Yair Feldman, M.Sc. Thesis Seminar
Question Answering (QA) is one of the core tasks in natural language understanding. This task requires the ability to process and understand natural language questions and documents, as well as to extract the answers to these questions.
There are several settings for the QA task, which provide varying levels of difficulty. In the most simple setting, a question is paired with a context which is guaranteed to contain sufficient evidence to answer the question. A more difficult setting is called multi-hop QA, in which multiple hops of reasoning are required in order to derive the correct answer from the given context. Another interesting setting is open-domain QA, in which a question is given without an accompanying context, and instead the relevant context must be retrieved from a large knowledge source, e.g. Wikipedia.
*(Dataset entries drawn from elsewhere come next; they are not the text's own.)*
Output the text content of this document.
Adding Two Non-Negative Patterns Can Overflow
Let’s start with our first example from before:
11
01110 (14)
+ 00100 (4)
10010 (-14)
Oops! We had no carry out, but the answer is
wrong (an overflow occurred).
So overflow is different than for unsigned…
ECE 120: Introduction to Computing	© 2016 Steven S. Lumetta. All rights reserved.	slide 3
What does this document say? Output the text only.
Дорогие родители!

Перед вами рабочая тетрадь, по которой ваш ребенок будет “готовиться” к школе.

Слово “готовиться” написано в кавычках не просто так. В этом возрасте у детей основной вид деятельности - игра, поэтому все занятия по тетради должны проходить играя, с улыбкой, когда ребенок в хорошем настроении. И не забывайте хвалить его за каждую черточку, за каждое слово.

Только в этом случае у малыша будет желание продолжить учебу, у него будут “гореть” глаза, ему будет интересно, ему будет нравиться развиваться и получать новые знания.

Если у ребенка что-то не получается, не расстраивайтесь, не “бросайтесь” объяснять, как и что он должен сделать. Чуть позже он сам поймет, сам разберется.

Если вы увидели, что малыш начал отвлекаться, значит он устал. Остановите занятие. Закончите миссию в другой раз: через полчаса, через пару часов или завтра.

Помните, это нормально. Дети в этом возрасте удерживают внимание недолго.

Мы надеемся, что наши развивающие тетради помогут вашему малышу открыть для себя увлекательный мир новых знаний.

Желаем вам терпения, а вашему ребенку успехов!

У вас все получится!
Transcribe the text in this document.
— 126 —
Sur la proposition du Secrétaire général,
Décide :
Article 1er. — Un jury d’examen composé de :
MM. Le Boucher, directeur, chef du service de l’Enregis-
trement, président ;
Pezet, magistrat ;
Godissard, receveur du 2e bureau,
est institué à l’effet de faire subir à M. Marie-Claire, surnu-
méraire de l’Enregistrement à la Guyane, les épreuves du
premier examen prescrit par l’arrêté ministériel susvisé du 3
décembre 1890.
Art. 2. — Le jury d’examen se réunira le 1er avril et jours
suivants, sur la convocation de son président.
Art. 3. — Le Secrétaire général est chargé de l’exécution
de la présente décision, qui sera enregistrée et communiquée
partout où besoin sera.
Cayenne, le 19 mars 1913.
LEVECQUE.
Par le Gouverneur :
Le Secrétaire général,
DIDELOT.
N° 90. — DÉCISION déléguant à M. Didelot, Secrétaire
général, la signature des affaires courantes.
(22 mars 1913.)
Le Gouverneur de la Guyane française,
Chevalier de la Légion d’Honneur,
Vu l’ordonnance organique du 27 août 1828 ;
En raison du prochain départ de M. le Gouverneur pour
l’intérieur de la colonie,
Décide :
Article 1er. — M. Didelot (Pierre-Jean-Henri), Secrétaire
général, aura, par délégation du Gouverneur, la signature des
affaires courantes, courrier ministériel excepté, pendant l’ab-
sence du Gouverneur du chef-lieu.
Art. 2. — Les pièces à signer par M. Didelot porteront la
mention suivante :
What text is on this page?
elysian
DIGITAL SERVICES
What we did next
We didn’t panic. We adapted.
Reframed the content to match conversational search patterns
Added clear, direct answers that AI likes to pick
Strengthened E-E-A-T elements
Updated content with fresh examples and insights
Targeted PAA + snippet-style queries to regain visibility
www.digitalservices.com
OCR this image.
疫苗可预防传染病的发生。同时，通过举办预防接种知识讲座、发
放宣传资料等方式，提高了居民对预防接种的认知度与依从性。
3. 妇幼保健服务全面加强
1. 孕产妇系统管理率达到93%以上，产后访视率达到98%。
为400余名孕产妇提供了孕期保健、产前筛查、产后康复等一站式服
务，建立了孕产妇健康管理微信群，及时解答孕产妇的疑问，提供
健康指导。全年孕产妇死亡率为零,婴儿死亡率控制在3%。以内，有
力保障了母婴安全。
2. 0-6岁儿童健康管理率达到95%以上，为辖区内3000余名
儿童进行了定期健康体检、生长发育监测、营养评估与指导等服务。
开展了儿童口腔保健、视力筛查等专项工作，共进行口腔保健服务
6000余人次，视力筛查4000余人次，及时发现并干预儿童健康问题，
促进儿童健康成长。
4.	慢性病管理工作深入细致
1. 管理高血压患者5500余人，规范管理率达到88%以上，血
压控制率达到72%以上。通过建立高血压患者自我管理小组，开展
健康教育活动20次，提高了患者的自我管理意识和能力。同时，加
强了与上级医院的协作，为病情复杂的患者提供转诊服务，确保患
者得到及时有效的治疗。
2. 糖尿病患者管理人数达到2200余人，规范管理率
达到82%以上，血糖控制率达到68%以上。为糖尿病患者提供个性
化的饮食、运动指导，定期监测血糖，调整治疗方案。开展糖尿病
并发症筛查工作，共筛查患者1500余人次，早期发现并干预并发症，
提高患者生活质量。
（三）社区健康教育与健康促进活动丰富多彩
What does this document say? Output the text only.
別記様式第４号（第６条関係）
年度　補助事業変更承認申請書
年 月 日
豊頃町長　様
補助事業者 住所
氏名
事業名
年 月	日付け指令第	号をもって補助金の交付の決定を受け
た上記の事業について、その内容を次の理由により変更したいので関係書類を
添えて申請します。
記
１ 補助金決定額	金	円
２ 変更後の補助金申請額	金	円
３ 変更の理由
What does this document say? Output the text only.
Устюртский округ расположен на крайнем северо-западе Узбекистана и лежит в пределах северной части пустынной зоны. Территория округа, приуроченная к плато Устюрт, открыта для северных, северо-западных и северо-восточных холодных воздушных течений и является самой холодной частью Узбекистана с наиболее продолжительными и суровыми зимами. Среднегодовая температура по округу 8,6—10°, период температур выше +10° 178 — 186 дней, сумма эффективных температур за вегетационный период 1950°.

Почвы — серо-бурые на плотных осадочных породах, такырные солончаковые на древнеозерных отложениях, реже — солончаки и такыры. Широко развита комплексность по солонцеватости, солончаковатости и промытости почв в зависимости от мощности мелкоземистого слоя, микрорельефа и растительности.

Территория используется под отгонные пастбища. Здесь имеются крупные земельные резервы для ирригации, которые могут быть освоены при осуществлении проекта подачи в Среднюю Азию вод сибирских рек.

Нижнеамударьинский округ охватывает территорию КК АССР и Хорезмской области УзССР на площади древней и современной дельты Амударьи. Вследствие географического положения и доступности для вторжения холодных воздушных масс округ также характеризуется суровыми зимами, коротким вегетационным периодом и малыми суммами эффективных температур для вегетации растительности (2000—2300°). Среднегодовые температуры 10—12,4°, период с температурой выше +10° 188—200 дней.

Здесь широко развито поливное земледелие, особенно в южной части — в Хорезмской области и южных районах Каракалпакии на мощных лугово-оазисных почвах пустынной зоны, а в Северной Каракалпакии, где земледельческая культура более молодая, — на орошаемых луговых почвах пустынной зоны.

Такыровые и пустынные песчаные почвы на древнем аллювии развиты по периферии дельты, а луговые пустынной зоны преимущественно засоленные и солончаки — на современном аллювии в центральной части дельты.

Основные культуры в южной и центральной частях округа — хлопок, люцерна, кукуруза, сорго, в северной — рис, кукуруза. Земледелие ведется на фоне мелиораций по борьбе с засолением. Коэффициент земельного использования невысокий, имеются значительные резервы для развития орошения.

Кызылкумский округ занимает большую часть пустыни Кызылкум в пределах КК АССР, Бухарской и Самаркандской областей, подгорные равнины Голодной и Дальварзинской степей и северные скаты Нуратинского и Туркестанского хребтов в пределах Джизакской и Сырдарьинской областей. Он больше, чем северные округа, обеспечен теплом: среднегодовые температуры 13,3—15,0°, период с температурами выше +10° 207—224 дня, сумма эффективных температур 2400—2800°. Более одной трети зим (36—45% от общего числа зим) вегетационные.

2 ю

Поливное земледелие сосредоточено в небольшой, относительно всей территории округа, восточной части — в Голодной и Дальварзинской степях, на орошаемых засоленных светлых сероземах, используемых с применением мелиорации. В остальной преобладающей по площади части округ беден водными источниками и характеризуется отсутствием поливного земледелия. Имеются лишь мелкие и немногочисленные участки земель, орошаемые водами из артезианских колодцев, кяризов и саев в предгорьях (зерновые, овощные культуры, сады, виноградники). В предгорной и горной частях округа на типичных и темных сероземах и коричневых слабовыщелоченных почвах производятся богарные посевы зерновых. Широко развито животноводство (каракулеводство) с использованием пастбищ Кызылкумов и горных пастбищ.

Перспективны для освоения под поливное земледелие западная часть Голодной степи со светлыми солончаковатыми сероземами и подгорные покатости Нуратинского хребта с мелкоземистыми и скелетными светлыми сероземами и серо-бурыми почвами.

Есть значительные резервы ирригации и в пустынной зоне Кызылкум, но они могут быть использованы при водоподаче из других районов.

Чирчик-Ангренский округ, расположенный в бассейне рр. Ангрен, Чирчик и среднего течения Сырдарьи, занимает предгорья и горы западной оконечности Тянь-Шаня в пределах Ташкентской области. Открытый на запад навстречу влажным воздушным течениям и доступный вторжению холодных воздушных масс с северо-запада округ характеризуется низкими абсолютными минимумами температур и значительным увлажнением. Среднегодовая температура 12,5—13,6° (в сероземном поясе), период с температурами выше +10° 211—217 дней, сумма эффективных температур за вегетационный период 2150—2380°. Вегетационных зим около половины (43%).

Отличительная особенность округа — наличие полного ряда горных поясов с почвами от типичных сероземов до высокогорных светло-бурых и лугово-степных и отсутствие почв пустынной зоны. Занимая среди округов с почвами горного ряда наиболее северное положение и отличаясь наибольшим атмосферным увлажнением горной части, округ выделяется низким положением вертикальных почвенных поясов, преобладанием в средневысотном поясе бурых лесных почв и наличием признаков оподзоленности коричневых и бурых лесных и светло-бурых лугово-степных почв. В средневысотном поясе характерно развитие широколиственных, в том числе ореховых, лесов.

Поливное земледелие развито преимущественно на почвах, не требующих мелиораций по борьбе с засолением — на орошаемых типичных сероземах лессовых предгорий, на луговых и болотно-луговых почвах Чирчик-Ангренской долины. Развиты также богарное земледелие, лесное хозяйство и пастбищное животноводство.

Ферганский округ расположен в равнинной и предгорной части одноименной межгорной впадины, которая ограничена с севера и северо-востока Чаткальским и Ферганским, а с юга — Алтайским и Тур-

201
In this work, we are concerned with the task of multi-hop open-domain QA. This task is particularly challenging since it requires the simultaneous performance of textual reasoning and efficient searching. We present a method for retrieving multiple supporting paragraphs, nested amidst a large knowledge base, which contain the necessary evidence to answer a given question. Our method iteratively retrieves supporting paragraphs by forming a joint vector representation of both a question and a paragraph. The retrieval is performed by considering contextualized sentence-level representations of the paragraphs in the knowledge source.
Our method achieves state-of-the-art performance over two well-known datasets, SQuAD-Open and HotpotQA, which serve as our single- and multi-hop open-domain QA benchmarks, respectively.